Reputation: 47
I have defined the following structs with custom load/save methods using serde and bincode:
use std::{
fs::File,
io::{Read, Seek, SeekFrom, Write},
};
use serde::{Deserialize, Serialize};
#[derive(Clone, Debug, Serialize, Deserialize)]
pub struct Histogram {
pub bars: Vec<f64>,
}
#[derive(Clone, Debug, Serialize, Deserialize)]
pub struct Histograms {
pub num_bars: usize,
pub num_histograms: usize,
pub vec: Vec<Histogram>,
}
fn main() {
println!("Hello, world!");
}
impl Histogram {
pub fn new(num_bars: usize) -> Histogram {
Histogram {
bars: vec![0.0; num_bars],
}
}
}
impl Histograms {
pub fn new(num_histograms: usize, num_bars: usize) -> Histograms {
let histograms = Histograms {
vec: vec![Histogram::new(num_bars); num_histograms],
num_histograms,
num_bars,
};
histograms
}
pub fn save(&self, filename: &str) {
let mut file = File::create(format!("{}{}", "path", filename)).unwrap();
let bin = bincode::serialize(&self).unwrap();
Write::write_all(&mut file, &bin).unwrap();
}
pub fn load(filename: &str) -> Histograms {
let mut file = File::open(format!("{}{}", "path", filename)).unwrap();
let mut vec: Vec<u8> = vec![0; file.seek(SeekFrom::End(0)).unwrap() as usize];
file.seek(SeekFrom::Start(0)).unwrap();
file.read(&mut vec).unwrap();
let result: Histograms = bincode::deserialize(&vec).unwrap();
result
}
}
The strange thing now is, that the following test shows me that save/load works properly if the length of the vec(member of histograms) is small, but it fails(i don't get any error, just the resulting histograms instance is wrong) with large values like for instance 10000000. Precisely i get a value of 5263431 from where on it is not correct anymore.
mod tests {
use core::panic;
use super::*;
#[test]
fn save_load_test() {
let histogramms = Histograms::new(10000000, 50);
histogramms.save("debug_test");
let histogramms1 = Histograms::load("debug_test");
assert_eq!(histogramms.vec.len(), histogramms1.vec.len());
let mut failed = false;
for i in 0..histogramms.vec.len() {
if histogramms.vec[i].bars.len() != histogramms1.vec[i].bars.len() {
failed = true;
println!("first i that failed: {}", i);
println!(
"histogramms.vec.bars.len: {} histogramms1.vec.bars.len: {}",
histogramms.vec[i].bars.len(),
histogramms1.vec[i].bars.len()
);
break;
}
}
if failed {
panic!()
}
}
}
Any ideas what is going wrong?
Upvotes: 0
Views: 498
Reputation: 602135
The Read::read()
function pulls some bytes from the source, but it is in no way guaranteed to read all of them. The only guarantee you get is that you will get some bytes if there are any left (at least if your buffer doesn't have length zero).

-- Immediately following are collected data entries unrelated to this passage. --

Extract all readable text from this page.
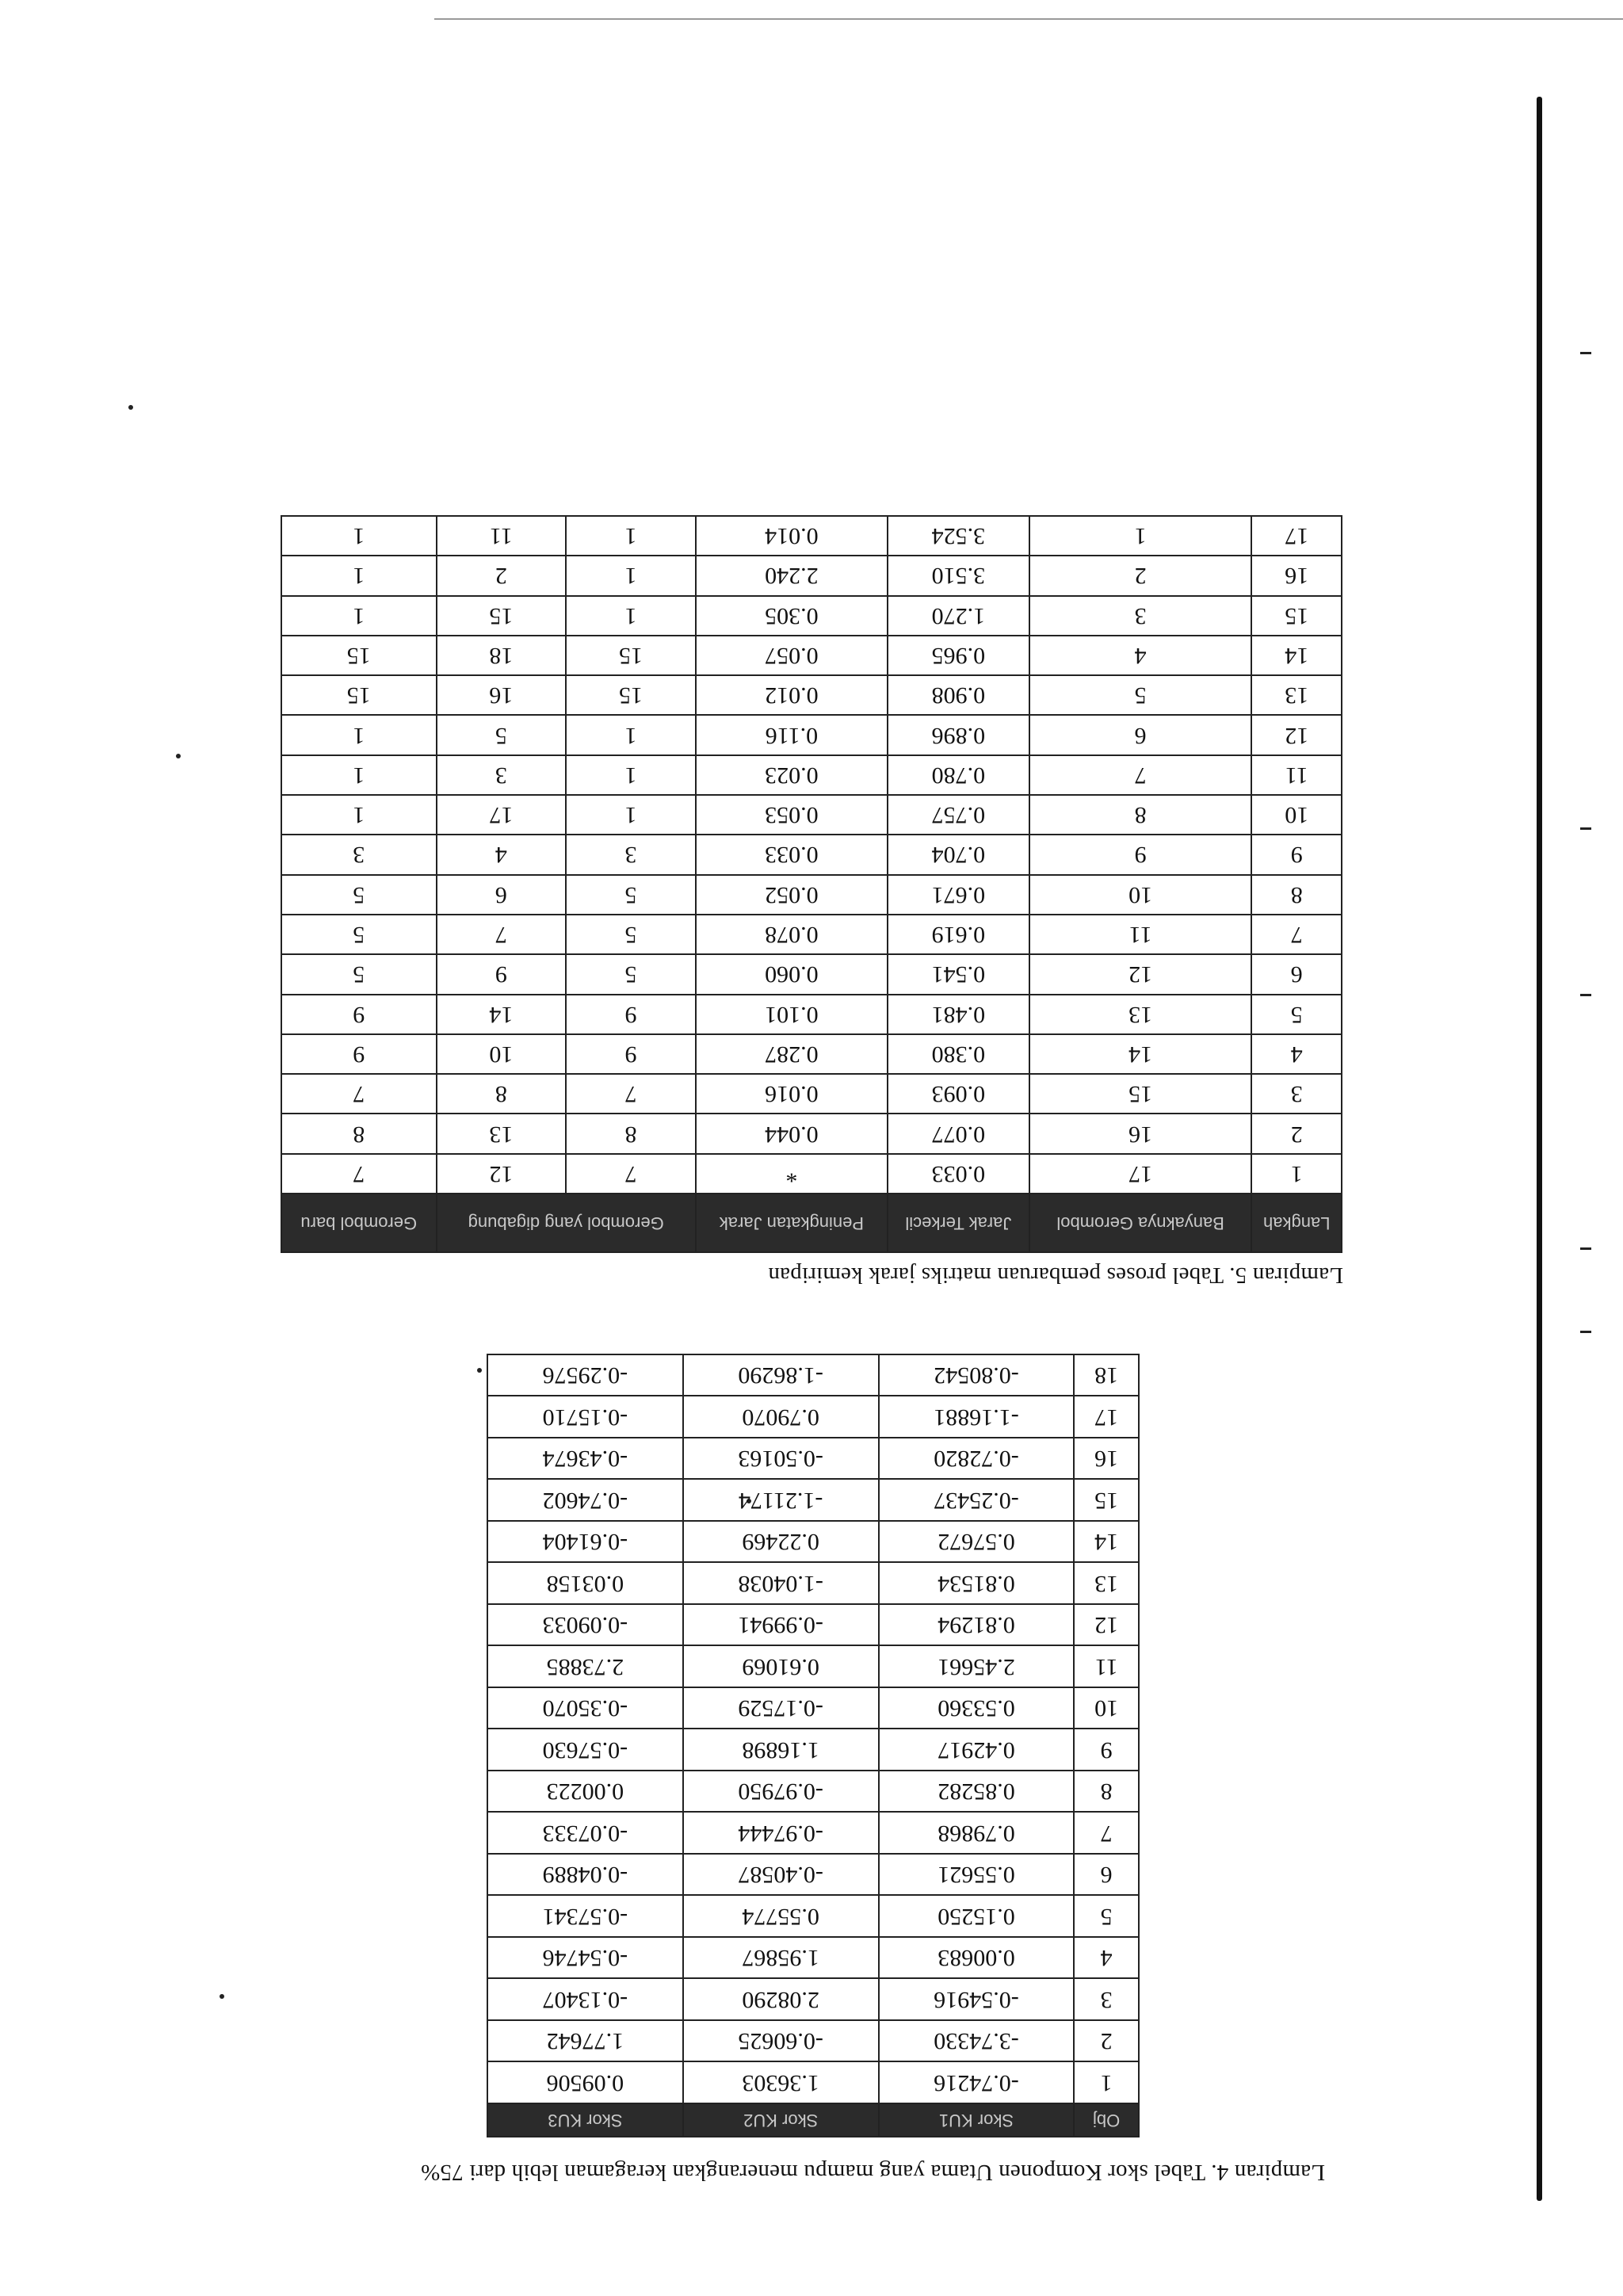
Lampiran 4. Tabel skor Komponen Utama yang mampu menerangkan keragaman lebih dari 75%
Obj	Skor KU1	Skor KU2	Skor KU3
1	-0.74216	1.36303	0.09506
2	-3.74330	-0.60625	1.77642
3	-0.54916	2.08290	-0.13407
4	0.00683	1.95867	-0.54746
5	0.15250	0.55774	-0.57341
6	0.55621	-0.40587	-0.04889
7	0.79868	-0.97444	-0.07333
8	0.85282	-0.97950	0.00223
9	0.42917	1.16898	-0.57630
10	0.53360	-0.17529	-0.35070
11	2.45661	0.61069	2.73885
12	0.81294	-0.99941	-0.09033
13	0.81534	-1.04038	0.03158
14	0.57672	0.22469	-0.61404
15	-0.25437	-1.21174	-0.74602
16	-0.72820	-0.50163	-0.43674
17	-1.16881	0.79070	-0.15710
18	-0.80542	-1.86290	-0.29576
Lampiran 5. Tabel proses pembaruan matriks jarak kemiripan
Langkah	Banyaknya Gerombol	Jarak Terkecil	Peningkatan Jarak	Gerombol yang digabung		Gerombol baru
1	17	0.033	*	7	12	7
2	16	0.077	0.044	8	13	8
3	15	0.093	0.016	7	8	7
4	14	0.380	0.287	9	10	9
5	13	0.481	0.101	9	14	9
6	12	0.541	0.060	5	9	5
7	11	0.619	0.078	5	7	5
8	10	0.671	0.052	5	6	5
9	9	0.704	0.033	3	4	3
10	8	0.757	0.053	1	17	1
11	7	0.780	0.023	1	3	1
12	6	0.896	0.116	1	5	1
13	5	0.908	0.012	15	16	15
14	4	0.965	0.057	15	18	15
15	3	1.270	0.305	1	15	1
16	2	3.510	2.240	1	2	1
17	1	3.524	0.014	1	11	1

The easiest way to fix this is to use the std::fs::read()
function instead:
pub fn load(filename: &str) -> Histograms {
let vec = std::fs::read(format!("{}{}", "path", filename)).unwrap();
bincode::deserialize(&vec).unwrap()
}
An even better fix is to directly deserialize from the file, without reading the whole file into memory first:
pub fn save(&self, filename: &str) {
let mut w = BufWriter::new(File::create(format!("{}{}", "path", filename)).unwrap());
bincode::serialize_into(&mut w, &self).unwrap();
w.flush().unwrap();
}
pub fn load(filename: &str) -> Histograms {
let file = File::open(format!("{}{}", "path", filename)).unwrap();
bincode::deserialize_from(BufReader::new(file)).unwrap()
}
(Of course you should add proper error handling for real-world code.)